Other tenants were already gathering on the main floor of the inn. Tomoe joined them, descending the stairwell with her sheathed shortsword through her hakama straps and obi, and her longsword and straw hat carried in one hand. There were a few flat pillows for kneeling, but not enough to go around. Tomoe chose not to use one. She knelt upon the polished floor, aloof from the motley group around her.

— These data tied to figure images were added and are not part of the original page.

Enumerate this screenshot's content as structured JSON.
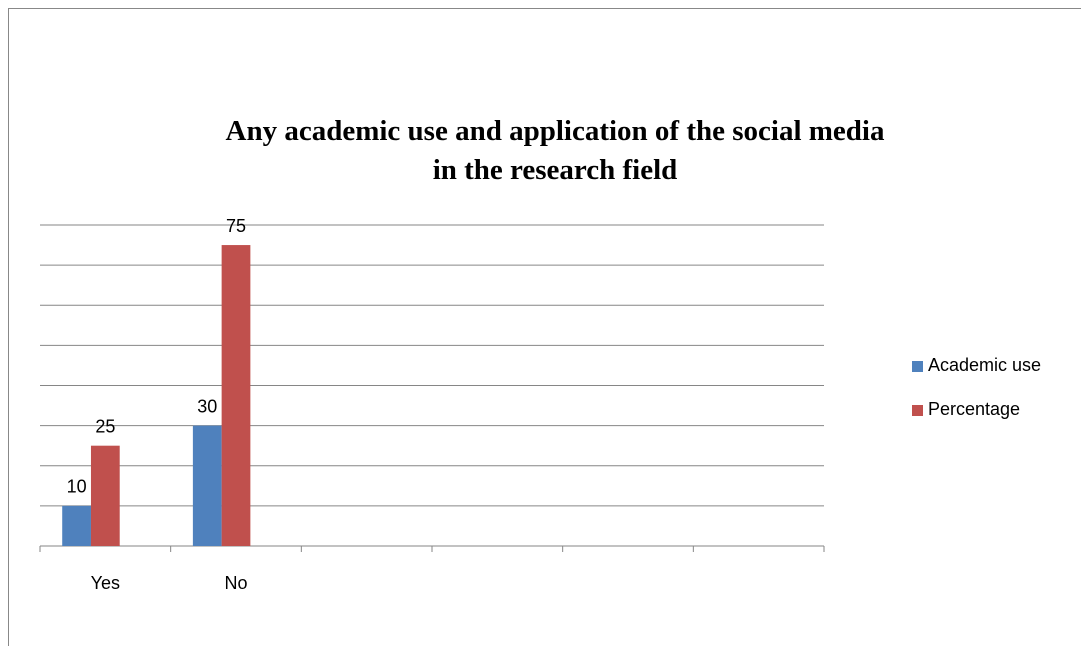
{
  "chart_data": {
    "type": "bar",
    "title": "Any academic use and application of the social media in the research field",
    "categories": [
      "Yes",
      "No",
      null,
      null,
      null,
      null
    ],
    "series": [
      {
        "name": "Academic use",
        "color": "#4f81bd",
        "values": [
          10,
          30,
          null,
          null,
          null,
          null
        ]
      },
      {
        "name": "Percentage",
        "color": "#c0504d",
        "values": [
          25,
          75,
          null,
          null,
          null,
          null
        ]
      }
    ],
    "ylim": [
      0,
      80
    ],
    "yticks": [
      0,
      10,
      20,
      30,
      40,
      50,
      60,
      70,
      80
    ],
    "grid": true,
    "legend": "right",
    "data_labels": true
  }
}
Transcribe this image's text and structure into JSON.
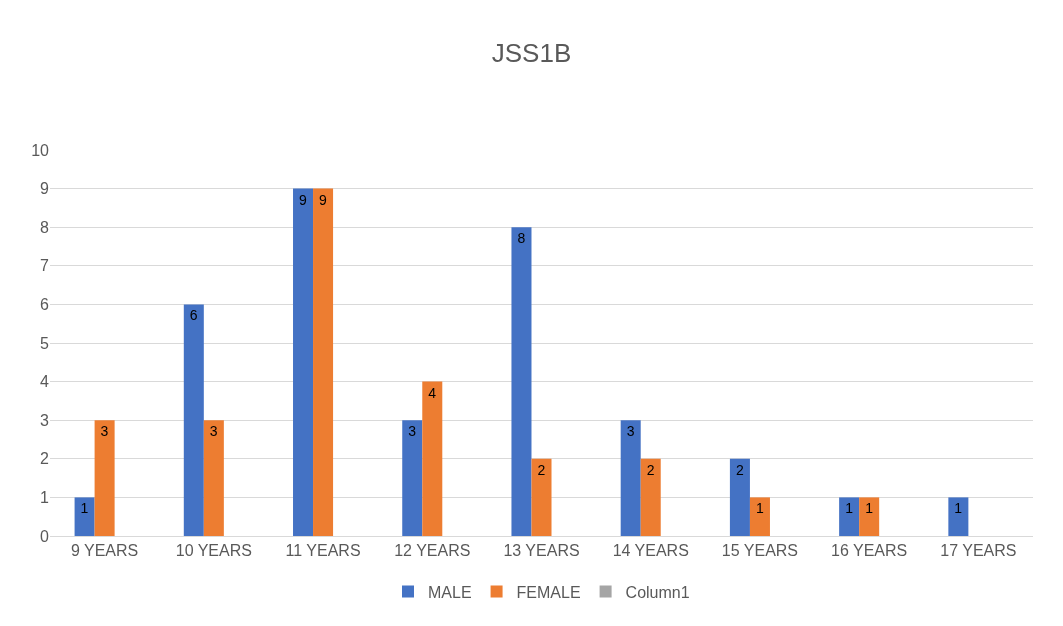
{
  "chart_data": {
    "type": "bar",
    "title": "JSS1B",
    "categories": [
      "9 YEARS",
      "10 YEARS",
      "11 YEARS",
      "12 YEARS",
      "13 YEARS",
      "14 YEARS",
      "15 YEARS",
      "16 YEARS",
      "17 YEARS"
    ],
    "series": [
      {
        "name": "MALE",
        "color": "#4472c4",
        "values": [
          1,
          6,
          9,
          3,
          8,
          3,
          2,
          1,
          1
        ]
      },
      {
        "name": "FEMALE",
        "color": "#ed7d31",
        "values": [
          3,
          3,
          9,
          4,
          2,
          2,
          1,
          1,
          null
        ]
      },
      {
        "name": "Column1",
        "color": "#a5a5a5",
        "values": [
          null,
          null,
          null,
          null,
          null,
          null,
          null,
          null,
          null
        ]
      }
    ],
    "ylim": [
      0,
      10
    ],
    "yticks": [
      0,
      1,
      2,
      3,
      4,
      5,
      6,
      7,
      8,
      9,
      10
    ],
    "grid": "y",
    "legend": "bottom",
    "data_labels": true
  }
}
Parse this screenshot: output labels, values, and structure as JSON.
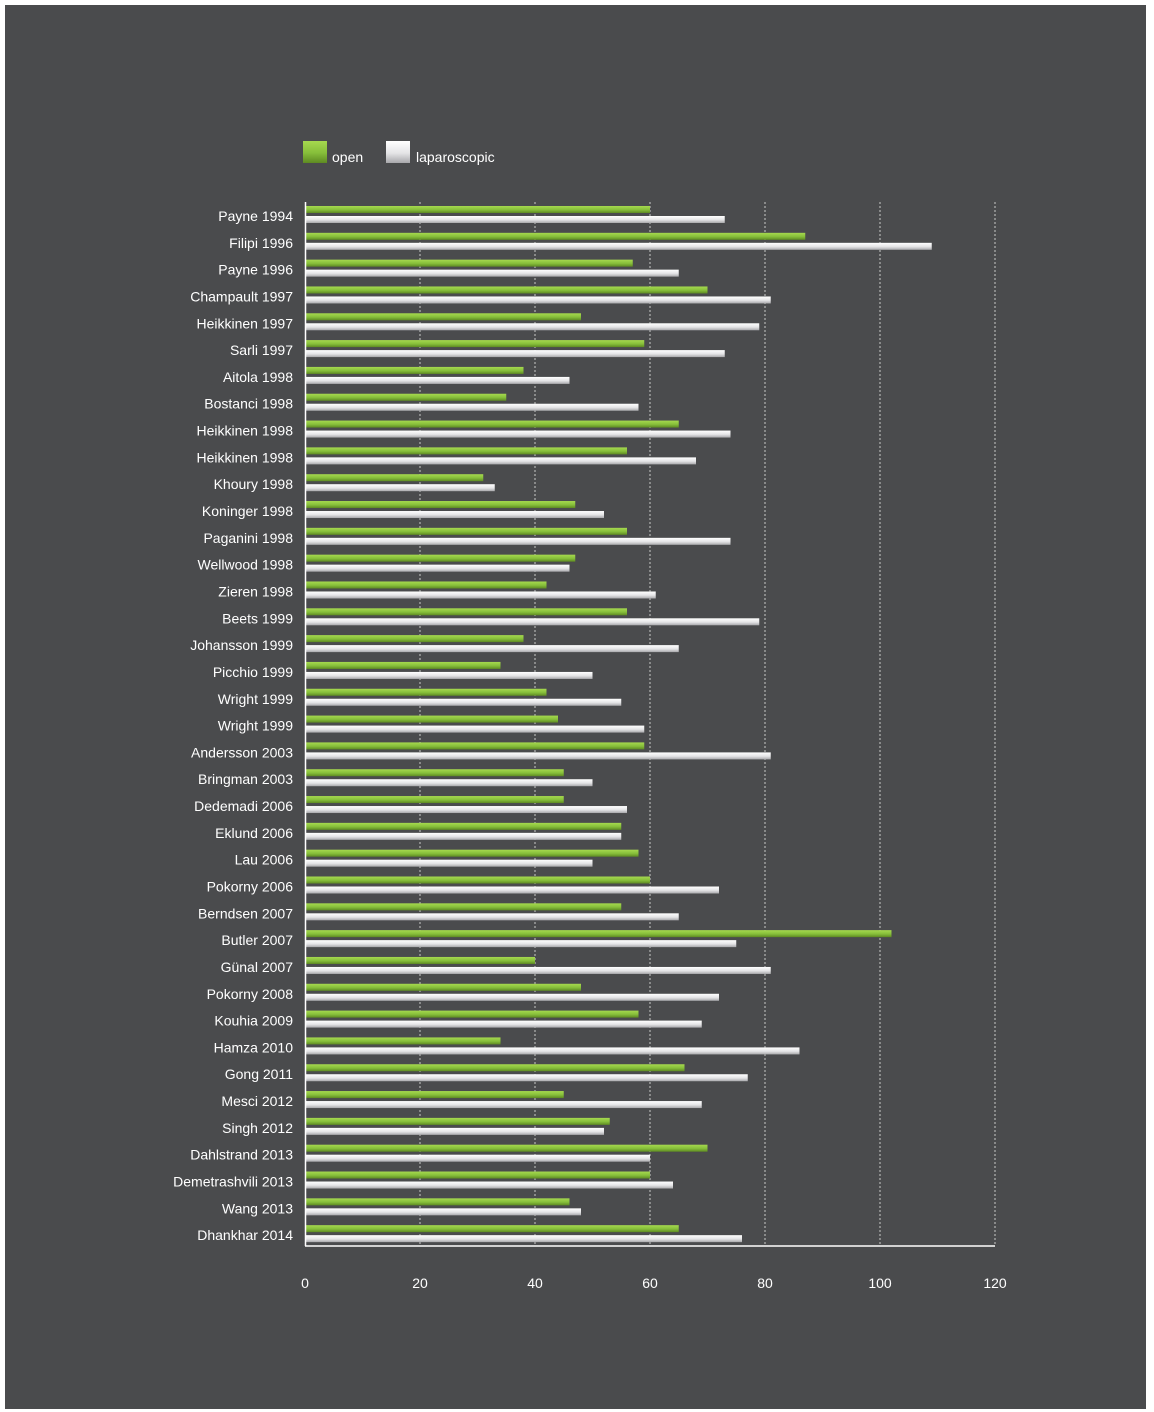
{
  "colors": {
    "background": "#4a4b4d",
    "open": "#8cc63f",
    "laparoscopic": "#e6e6e8",
    "text": "#ffffff",
    "grid": "#c8c8c8"
  },
  "chart_data": {
    "type": "bar",
    "orientation": "horizontal",
    "title": "",
    "xlabel": "",
    "ylabel": "",
    "xlim": [
      0,
      120
    ],
    "xticks": [
      0,
      20,
      40,
      60,
      80,
      100,
      120
    ],
    "grid": "vertical dotted",
    "legend": "top-left",
    "categories": [
      "Payne 1994",
      "Filipi 1996",
      "Payne 1996",
      "Champault 1997",
      "Heikkinen 1997",
      "Sarli 1997",
      "Aitola 1998",
      "Bostanci 1998",
      "Heikkinen 1998",
      "Heikkinen 1998",
      "Khoury 1998",
      "Koninger 1998",
      "Paganini 1998",
      "Wellwood 1998",
      "Zieren 1998",
      "Beets 1999",
      "Johansson 1999",
      "Picchio 1999",
      "Wright 1999",
      "Wright 1999",
      "Andersson 2003",
      "Bringman 2003",
      "Dedemadi 2006",
      "Eklund 2006",
      "Lau 2006",
      "Pokorny 2006",
      "Berndsen 2007",
      "Butler 2007",
      "Günal 2007",
      "Pokorny 2008",
      "Kouhia 2009",
      "Hamza 2010",
      "Gong 2011",
      "Mesci 2012",
      "Singh 2012",
      "Dahlstrand 2013",
      "Demetrashvili 2013",
      "Wang 2013",
      "Dhankhar 2014"
    ],
    "series": [
      {
        "name": "open",
        "color": "#8cc63f",
        "values": [
          60,
          87,
          57,
          70,
          48,
          59,
          38,
          35,
          65,
          56,
          31,
          47,
          56,
          47,
          42,
          56,
          38,
          34,
          42,
          44,
          59,
          45,
          45,
          55,
          58,
          60,
          55,
          102,
          40,
          48,
          58,
          34,
          66,
          45,
          53,
          70,
          60,
          46,
          65
        ]
      },
      {
        "name": "laparoscopic",
        "color": "#e6e6e8",
        "values": [
          73,
          109,
          65,
          81,
          79,
          73,
          46,
          58,
          74,
          68,
          33,
          52,
          74,
          46,
          61,
          79,
          65,
          50,
          55,
          59,
          81,
          50,
          56,
          55,
          50,
          72,
          65,
          75,
          81,
          72,
          69,
          86,
          77,
          69,
          52,
          60,
          64,
          48,
          76
        ]
      }
    ]
  }
}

The fleet-footed innkeeper brought individual trays of food for everyone, and a special gold-leafed tray for Tomoe in particular. Her presence dampened the group, for her neatness caused the others to try to be as mannerly about eating. She was not the only samurai in the room, however: there was a young samurai sitting apart from everyone else, with an even younger girl in his company. The girl was too shy to be a geisha or even a geisha’s attendant. Her hair was covered with a peasant’s towel; Tomoe suspected the girl was hiding the fact that there was very little hair under that towel. Most likely she served a nearby temple, which was why her hair was short, but she had run away for wont of romance. It was a common story. And the fate of such girls was generally sad. The young samurai was dressed for travel and, though he might have been sincere in meeting her during Star Festival, he obviously could not legitimize any relationship. A month later, the girl would almost certainly be a geisha’s attendant, learning a more harrowing trade than temple chores.
Tomoe noted these things without attempting to judge.
When the samurai raised his face in her direction, Tomoe’s muscles tensed. She recognized him, though they’d never met previously. His name was Ryoichi Nomoto. His name and his face were one of the ten burnt into her memory by the ghost of the Imperial Swordsmith.